People have used cherries for medicinal reasons for centuries.
Ojibwa Indians used the bark and the root of wild cherry to treat coughs and colds and to ease stomach pain. The MicMac used black cherries as a curative tonic. Tea made from cherry stalks was thought to cure kidney diseases and was also used as an anti-inflammatory.
Cherries have been growing in American soil since 1629, shortly after the first Pilgrims arrived with seeds from Europe. Today, cherries are riding a wave of popularity as science finds them rich in antioxidants, particularly anthocyanins.
Health Benefits of Cherries
Most of the recent research pertains to the sour or tart cherries commonly used in pies or enjoyed fresh in season. Research shows that the fruit may be useful in fighting cancer and is also high in anti-inflammatories that are effective in treating arthritis and gout.
Experimental evidence links anthocyanins in cherries with slower colon cancer cell growth. Researchers at Michigan State University find that the 17 antioxidant compounds found in cherries may be 10 times stronger pain relievers than ibuprofen or aspirin!

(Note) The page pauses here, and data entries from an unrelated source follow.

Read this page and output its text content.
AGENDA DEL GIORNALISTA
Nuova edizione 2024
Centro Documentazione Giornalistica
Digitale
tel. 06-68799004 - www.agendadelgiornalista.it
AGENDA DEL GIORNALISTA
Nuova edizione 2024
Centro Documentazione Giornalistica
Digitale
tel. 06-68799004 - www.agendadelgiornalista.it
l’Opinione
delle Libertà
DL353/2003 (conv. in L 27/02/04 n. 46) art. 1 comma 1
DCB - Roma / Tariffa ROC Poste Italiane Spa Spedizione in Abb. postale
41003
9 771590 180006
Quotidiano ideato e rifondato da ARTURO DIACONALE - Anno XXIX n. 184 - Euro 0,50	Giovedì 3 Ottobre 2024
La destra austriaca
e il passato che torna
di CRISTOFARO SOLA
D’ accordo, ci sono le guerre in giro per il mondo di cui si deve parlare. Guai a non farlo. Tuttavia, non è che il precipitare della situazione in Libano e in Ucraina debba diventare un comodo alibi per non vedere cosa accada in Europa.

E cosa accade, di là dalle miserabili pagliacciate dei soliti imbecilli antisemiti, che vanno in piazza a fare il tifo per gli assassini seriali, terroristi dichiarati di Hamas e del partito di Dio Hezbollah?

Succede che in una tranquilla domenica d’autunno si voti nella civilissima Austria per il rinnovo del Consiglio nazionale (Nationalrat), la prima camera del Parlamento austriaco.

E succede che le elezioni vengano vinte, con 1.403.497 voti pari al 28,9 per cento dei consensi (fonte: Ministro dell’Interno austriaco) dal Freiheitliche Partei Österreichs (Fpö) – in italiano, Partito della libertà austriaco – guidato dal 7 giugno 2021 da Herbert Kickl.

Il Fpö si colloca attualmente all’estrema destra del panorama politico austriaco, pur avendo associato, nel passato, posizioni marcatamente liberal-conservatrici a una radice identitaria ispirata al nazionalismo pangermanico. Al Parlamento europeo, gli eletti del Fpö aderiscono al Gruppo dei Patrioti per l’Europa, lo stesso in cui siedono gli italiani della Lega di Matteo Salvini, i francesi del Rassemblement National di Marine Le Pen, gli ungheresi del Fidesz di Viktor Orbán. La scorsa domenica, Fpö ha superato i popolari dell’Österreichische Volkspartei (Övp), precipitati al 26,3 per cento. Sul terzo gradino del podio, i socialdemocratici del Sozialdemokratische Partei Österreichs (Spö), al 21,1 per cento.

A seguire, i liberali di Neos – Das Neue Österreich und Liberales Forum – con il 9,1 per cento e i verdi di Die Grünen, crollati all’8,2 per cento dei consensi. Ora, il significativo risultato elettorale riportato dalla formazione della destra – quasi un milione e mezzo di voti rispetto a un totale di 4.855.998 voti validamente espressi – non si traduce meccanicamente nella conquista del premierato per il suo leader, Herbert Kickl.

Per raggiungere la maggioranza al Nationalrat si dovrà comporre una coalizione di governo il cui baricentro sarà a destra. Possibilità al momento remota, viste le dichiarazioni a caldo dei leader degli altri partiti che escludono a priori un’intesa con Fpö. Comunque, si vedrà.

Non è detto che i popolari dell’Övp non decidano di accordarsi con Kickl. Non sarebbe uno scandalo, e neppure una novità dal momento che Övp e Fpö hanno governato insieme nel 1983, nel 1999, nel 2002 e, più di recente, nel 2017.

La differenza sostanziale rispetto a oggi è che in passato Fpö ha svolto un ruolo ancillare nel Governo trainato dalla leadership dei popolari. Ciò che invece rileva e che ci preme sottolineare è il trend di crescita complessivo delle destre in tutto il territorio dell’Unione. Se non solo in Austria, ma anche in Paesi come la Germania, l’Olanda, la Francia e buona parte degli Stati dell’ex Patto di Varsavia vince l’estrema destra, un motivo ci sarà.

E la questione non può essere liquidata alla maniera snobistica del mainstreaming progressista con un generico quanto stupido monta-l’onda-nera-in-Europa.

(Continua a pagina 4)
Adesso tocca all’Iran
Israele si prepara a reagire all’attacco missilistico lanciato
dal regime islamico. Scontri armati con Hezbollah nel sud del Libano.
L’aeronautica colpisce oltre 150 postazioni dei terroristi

Low in calories (just 78 calories per cup for sour cherries; 104 calories for sweet cherries), fat free, cholesterol free, and low in sodium, cherries are also a great source of fiber. They’re high in potassium as well as vitamins A and C.
Russel J. Reiter, PhD, at the University of Texas reports that Montmorency (tart) cherries contain high levels of melatonin, a natural sleep aid. Consuming a tart cherry juice concentrate can increase a person's melatonin levels—and improve sleep duration. These same cherries have an ORAC (oxygen radical absorption capacity) rating seven times the amount found in red grapes.
With Cherries: the Darker, the Better
Color is a good way to judge phytonutrient content in cherries, and sour varieties are higher in antioxidants.
Here are some varieties to look for when this fruit comes into season in the spring:
- Balaton is a deep burgundy cherry with a sweet-tart flavor.
- Bing cherries, developed in Oregon, are big and round with extra sweetness.
- Lambert, similar in texture and taste to Bing, is small and heart-shaped.
- Montmorency, a sour cherry that is often frozen, is smaller than sweet cherries, bright red in color, and popular in pies.
- Morello, useful for cooking as well as eating, has deep red flesh and dark juice.
Tips for Using Cherries
Enjoy fresh cherries in season. To pit, halve with a sharp paring knife or invest in an inexpensive pitter. Freeze leftovers for later use.
But while you can buy fresh, seasonal fruit, try these additional ways to use cherries. Add pitted cherries to salad greens, along with nuts and thinly sliced red onions.
Sprinkle chopped sweet cherries over plain or frozen yogurt.
Replace red wine with cherry juice in sangria and spritzers.
Alternate pitted cherries with melon cubes on skewers for a healthy snack.
Use cherry juice as the acid part of salad dressings.